Pagé P L
Division of Cardiovascular and Thoracic Surgery, hôpital du Sacré-Coeur de Montréal, Canada.
Arch Mal Coeur Vaiss. 1996 Feb;89 Spec No 1:115-21.
Despite the excellent results achieved with the endocardial resection procedure in the management of patients with life-threatening ventricular tachycardia. Most surgical electrophysiology teams have experienced a decline in the number of direct operations performed for life-threatening ventricular tachycardia. This is probably due to the widespread use of thrombolytic therapy during the acute phase of infarct formation. But also to the advent of implantable cardioverter-defibrillators that are increasingly sophisticated, easy to use and effective. Their increased use over the past few years is related to the belief that direct operations for the eradication of ventricular tachycardia foci bear a high operative mortality rate. However, today the operative mortality is less than 5%, and long term survival is up to 85% at 5 years with an extremely low incidence of ventricular tachycardia recurrence and sudden death. We report the results obtained in our first 100 patients in whom ventricular tachycardia surgical ablation was guided by computerized mapping of both the endocardium and epicardium. A particular type of ventricular tachycardia activation pattern was found to be associated with a higher rate of electrical failure due to a deep septal substratum. Appropriate management of this condition may further decrease the rate of ventricular tachycardia reinducibility and long term return of ventricular tachycardia to a level yet unachieved by any other therapeutic modality. The results of catheter ablation are promising, but access to intramural substrates remains unresolved. In patients with sustained monomorphic ventricular tachycardia associated with a discrete akinetic area of the left ventricle, surgery offered as a last resort is less likely to produce favourable results and the decision of its use should therefore be taken early before unjustified drug trials go on.
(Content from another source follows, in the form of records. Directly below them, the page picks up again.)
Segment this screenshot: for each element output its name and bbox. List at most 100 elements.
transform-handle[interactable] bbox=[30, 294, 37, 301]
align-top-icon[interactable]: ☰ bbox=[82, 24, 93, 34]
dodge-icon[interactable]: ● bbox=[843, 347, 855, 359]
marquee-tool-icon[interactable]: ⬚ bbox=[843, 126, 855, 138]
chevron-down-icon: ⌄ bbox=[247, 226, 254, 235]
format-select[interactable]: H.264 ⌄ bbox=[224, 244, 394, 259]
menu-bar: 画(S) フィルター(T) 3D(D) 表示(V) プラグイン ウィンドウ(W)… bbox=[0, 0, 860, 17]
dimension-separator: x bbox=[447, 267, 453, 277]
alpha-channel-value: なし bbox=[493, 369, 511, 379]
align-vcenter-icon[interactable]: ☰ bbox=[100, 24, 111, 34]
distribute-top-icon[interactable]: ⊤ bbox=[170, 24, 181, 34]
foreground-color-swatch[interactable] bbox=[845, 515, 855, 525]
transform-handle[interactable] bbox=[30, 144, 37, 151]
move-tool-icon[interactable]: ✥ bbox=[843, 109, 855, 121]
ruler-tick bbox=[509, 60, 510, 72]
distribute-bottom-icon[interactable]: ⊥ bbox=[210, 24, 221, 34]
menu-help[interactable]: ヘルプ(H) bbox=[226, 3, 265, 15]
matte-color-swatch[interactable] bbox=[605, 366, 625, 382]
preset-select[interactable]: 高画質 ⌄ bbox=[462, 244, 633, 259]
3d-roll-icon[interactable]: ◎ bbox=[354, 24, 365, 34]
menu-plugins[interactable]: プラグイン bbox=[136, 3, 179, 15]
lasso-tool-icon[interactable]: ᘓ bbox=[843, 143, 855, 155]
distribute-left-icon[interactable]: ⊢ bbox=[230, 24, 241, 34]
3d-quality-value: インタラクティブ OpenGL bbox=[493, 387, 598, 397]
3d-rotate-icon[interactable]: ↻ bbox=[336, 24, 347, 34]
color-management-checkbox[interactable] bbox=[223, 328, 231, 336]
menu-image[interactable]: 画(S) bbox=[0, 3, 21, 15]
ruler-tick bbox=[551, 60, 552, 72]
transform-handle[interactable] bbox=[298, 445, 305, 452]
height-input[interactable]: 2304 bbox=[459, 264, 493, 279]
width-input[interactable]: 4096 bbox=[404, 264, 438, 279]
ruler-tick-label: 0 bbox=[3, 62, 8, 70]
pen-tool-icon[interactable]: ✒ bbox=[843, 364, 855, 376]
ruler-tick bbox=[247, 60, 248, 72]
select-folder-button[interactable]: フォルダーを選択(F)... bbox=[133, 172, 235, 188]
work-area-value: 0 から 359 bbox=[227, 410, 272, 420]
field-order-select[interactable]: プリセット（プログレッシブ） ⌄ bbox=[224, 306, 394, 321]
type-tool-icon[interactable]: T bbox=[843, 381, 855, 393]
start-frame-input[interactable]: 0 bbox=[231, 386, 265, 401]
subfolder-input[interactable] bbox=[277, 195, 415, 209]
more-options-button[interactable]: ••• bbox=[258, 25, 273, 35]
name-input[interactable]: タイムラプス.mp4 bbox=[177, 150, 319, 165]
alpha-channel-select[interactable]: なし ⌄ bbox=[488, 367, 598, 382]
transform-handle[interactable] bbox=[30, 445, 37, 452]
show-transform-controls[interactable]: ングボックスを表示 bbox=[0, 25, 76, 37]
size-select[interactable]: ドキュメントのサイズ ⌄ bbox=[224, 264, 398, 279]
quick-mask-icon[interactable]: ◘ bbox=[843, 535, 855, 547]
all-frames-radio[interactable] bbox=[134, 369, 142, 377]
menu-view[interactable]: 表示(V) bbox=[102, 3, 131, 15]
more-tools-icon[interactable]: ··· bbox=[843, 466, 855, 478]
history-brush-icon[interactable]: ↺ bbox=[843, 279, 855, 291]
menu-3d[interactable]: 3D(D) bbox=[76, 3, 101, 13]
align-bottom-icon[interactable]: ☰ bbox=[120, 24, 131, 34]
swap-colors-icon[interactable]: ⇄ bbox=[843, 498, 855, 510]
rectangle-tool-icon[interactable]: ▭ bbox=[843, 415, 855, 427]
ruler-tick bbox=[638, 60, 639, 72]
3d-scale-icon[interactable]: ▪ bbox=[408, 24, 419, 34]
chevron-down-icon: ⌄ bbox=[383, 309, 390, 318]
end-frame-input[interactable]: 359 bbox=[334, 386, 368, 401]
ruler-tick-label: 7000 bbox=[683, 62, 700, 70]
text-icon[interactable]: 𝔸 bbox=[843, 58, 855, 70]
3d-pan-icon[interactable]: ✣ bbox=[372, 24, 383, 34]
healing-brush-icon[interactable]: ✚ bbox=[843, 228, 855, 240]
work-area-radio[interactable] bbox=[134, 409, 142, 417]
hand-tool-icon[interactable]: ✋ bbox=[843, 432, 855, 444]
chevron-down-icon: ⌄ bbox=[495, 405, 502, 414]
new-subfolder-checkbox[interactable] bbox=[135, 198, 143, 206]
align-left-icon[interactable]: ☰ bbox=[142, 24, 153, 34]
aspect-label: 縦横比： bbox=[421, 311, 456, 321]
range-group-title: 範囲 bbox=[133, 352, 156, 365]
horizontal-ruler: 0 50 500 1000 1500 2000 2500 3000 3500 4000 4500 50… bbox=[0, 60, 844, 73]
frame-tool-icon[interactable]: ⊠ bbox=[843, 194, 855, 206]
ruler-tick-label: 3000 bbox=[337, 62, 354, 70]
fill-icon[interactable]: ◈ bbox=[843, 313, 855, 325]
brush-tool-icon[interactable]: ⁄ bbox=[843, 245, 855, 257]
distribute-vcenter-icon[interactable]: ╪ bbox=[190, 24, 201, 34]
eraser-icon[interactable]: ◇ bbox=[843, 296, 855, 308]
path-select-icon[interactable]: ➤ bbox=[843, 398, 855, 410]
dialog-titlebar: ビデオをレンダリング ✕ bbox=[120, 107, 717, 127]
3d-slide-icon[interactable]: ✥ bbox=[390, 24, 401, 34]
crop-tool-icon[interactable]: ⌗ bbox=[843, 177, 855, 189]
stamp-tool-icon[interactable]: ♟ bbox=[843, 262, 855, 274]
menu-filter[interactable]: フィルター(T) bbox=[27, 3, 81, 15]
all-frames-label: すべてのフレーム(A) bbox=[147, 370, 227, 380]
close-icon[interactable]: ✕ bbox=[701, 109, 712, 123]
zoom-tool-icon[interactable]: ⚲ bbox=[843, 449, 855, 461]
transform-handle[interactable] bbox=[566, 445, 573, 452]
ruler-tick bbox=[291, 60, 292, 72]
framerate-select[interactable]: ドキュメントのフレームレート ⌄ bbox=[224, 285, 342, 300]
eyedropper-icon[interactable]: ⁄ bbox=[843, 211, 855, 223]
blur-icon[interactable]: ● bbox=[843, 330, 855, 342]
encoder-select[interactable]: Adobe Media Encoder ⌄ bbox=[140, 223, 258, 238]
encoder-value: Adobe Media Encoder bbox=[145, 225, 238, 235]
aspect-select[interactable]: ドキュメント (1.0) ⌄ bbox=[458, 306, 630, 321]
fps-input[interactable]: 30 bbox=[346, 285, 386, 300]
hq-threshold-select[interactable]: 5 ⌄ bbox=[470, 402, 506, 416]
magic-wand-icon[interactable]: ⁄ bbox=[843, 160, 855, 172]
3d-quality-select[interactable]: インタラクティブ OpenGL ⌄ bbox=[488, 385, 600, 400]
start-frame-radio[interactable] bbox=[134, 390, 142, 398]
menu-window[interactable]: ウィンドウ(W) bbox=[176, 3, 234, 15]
尽管在心内膜切除术治疗危及生命的室性心动过速患者方面取得了优异成果,但大多数心脏外科电生理团队进行的危及生命的室性心动过速直接手术数量有所下降。这可能是由于在梗死形成急性期广泛使用溶栓治疗,也归因于植入式心脏复律除颤器的出现,其越来越精密、易于使用且有效。在过去几年中其使用增加是因为人们认为根除室性心动过速病灶的直接手术手术死亡率很高。然而,如今手术死亡率低于5%,5年长期生存率高达85%,室性心动过速复发和猝死发生率极低。我们报告了在我们的首批100例患者中通过心内膜和心外膜的计算机标测指导进行室性心动过速手术消融所获得的结果。发现一种特殊类型的室性心动过速激活模式与由于深层间隔基质导致的电衰竭发生率较高有关。对这种情况进行适当处理可能会进一步降低室性心动过速可诱导性和室性心动过速长期复发率,使其达到任何其他治疗方式尚未达到的水平。导管消融的结果很有前景,但进入壁内基质的问题仍未解决。对于伴有左心室离散运动减弱区域的持续性单形性室性心动过速患者,作为最后手段的手术不太可能产生良好结果,因此应在不合理的药物试验进行之前尽早做出使用手术的决定。